万歳する岸さん(山口市のホテルニュータナカで) 第二十二回参院選は、十二日朝にかけて開票作業が行われ、三つどもえの戦いが繰り広げられた山口選挙区(改選数一)では、自民現職の岸信夫さん(51)=田布施町、元防衛政務官=が四十二万票余りを獲得。民主新人の原田大二郎さん(66)=東京都世田谷区、俳優=に十六万票余りの大差を付けて二期目の当選を果たした。選挙区の投票率は県全体で61・91%となり、前回(二〇〇七年)を0・11ポイント下回った。

「民主離れ、自民回帰」の全国的な傾向を象徴するような開票結果になった。岸さんは商社勤務二十一年の経験と元防衛政務官の実績から、安全保障の問題や地域の再生を訴え、序盤から優位に選挙戦を展開。党県連の組織を挙げての応援も受けて、県内十九の全開票区で対立候補の得票数を上回り〝自民王国〟の健在ぶりを示した。

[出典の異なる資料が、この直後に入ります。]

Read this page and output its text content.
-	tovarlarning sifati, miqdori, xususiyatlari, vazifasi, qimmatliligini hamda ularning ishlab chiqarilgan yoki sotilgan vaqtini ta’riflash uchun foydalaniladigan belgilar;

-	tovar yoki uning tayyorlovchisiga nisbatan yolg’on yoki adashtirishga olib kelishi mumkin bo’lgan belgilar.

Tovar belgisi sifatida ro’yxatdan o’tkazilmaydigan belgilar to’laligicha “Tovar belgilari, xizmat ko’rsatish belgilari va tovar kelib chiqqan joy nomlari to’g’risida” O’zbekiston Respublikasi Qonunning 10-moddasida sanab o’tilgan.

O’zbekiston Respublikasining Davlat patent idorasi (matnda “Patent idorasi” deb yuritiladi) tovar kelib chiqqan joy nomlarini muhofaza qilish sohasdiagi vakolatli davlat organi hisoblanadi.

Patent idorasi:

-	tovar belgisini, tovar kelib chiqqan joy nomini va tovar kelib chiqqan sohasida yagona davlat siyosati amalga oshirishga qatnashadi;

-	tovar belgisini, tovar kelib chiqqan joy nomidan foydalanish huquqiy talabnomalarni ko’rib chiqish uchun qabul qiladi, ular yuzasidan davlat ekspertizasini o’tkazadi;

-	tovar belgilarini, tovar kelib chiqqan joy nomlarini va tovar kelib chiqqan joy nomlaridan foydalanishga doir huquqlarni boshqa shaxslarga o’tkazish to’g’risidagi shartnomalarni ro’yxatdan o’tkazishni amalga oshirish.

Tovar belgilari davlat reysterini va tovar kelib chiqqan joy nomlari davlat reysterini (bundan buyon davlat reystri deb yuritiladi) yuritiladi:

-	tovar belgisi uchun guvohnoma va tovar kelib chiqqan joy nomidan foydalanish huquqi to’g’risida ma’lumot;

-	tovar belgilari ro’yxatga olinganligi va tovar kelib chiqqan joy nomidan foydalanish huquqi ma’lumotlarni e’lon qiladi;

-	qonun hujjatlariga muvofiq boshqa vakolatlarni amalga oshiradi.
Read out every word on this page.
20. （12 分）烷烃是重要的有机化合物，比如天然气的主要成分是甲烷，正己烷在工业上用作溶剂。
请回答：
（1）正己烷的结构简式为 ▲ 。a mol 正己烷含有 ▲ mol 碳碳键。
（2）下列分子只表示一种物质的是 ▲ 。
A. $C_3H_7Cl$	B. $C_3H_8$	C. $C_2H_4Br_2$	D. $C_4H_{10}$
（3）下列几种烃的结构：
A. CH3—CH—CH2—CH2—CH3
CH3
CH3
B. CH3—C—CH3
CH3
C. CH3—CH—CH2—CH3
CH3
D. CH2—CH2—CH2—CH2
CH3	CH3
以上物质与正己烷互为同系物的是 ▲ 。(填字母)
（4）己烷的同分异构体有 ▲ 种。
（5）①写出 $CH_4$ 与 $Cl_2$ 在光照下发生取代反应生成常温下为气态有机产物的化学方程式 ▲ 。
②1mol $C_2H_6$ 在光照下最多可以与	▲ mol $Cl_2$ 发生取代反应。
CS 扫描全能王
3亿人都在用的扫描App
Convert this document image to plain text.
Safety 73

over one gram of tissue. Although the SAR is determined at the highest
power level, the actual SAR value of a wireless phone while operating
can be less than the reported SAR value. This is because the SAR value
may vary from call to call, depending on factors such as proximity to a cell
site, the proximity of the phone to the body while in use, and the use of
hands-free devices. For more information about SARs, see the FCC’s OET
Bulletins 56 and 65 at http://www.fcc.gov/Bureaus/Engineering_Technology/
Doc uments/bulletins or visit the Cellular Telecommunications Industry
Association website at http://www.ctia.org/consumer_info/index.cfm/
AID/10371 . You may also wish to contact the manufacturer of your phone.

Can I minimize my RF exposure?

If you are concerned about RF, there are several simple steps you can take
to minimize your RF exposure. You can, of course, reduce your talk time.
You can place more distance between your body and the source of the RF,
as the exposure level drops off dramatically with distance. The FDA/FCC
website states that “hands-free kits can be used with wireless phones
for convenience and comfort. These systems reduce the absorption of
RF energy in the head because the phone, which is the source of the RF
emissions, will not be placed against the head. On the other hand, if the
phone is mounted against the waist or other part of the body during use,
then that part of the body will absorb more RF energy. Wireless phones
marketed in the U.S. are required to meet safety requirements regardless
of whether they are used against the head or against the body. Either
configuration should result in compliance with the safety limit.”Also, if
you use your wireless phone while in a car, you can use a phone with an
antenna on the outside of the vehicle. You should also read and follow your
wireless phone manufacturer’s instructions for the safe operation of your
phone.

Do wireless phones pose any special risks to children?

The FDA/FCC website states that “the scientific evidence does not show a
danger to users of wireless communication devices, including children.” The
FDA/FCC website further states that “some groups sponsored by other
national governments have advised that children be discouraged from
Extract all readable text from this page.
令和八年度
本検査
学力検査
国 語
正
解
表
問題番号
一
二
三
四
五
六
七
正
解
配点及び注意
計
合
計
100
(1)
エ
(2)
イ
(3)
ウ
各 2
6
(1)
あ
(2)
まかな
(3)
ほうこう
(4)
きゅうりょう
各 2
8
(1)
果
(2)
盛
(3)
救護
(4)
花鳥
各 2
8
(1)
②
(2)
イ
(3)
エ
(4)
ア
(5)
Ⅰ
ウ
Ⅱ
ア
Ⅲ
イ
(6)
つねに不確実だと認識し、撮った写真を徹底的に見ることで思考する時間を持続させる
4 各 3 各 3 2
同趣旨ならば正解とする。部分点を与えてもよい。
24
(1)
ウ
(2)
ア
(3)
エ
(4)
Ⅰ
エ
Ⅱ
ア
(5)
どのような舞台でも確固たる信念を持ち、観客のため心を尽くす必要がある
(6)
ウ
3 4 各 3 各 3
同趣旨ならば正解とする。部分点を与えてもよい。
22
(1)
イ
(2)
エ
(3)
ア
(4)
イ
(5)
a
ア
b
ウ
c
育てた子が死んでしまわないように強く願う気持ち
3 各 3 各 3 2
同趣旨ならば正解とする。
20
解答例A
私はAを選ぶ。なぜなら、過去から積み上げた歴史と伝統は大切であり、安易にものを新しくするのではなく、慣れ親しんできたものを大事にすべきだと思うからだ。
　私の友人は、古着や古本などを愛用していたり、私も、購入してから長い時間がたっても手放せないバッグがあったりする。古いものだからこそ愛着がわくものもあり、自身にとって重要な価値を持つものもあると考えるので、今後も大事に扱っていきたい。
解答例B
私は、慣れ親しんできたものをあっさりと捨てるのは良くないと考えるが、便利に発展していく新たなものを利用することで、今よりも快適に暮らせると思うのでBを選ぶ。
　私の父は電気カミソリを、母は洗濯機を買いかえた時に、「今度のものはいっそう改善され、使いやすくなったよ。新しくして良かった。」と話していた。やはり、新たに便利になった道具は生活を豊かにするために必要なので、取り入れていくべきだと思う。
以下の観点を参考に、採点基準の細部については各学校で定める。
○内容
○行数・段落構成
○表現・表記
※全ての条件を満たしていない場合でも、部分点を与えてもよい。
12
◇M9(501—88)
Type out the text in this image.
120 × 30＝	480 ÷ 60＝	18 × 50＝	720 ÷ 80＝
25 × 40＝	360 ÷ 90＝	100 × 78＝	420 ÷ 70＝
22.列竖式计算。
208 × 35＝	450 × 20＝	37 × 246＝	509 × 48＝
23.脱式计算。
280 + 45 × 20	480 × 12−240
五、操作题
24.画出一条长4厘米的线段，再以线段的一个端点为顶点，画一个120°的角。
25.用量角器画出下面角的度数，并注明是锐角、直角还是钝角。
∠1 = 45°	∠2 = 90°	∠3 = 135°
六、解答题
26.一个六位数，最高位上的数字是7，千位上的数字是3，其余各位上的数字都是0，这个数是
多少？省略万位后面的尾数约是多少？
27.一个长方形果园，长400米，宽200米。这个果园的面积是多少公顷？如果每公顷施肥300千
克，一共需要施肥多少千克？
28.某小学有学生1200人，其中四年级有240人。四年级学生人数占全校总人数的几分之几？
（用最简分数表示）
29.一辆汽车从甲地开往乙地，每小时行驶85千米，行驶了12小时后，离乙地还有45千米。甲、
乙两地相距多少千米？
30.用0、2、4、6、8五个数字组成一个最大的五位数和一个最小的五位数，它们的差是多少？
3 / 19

原田さんは郷土愛を前面に打ち出し、子供がいじめを受けた実体験を例に教育と福祉への情熱を訴えた。しかし、当初の出遅れが響き、知名度を十分に生かし切ることができなかった。
共産新人の木佐木大助さん(55)=下関市菊川町、政党役員=は消費税の増税問題を中心に据え、財界やアメリカに堂々とモノが言える政党として独自性をアピールした。しかし、二大政党の対決のはざまに、無党派層へ存在感を示すまでには至らなかった。
比例代表の県内の得票総数は、自民二十四万八千百二十二票(一票未満を除く、以下同)、民主二十万七千四百九十票、公明十万四千三百九十九票など。ここでも自民の強さが目立った。
県全体の当日有権者数は男性五十六万一千九百二十九人、女性六十四万七千七十人の計百二十万八千九百九十九人。投票者数は選挙区で七十四万八千五百五人、比例代表で七十四万八千三百八十五人だった。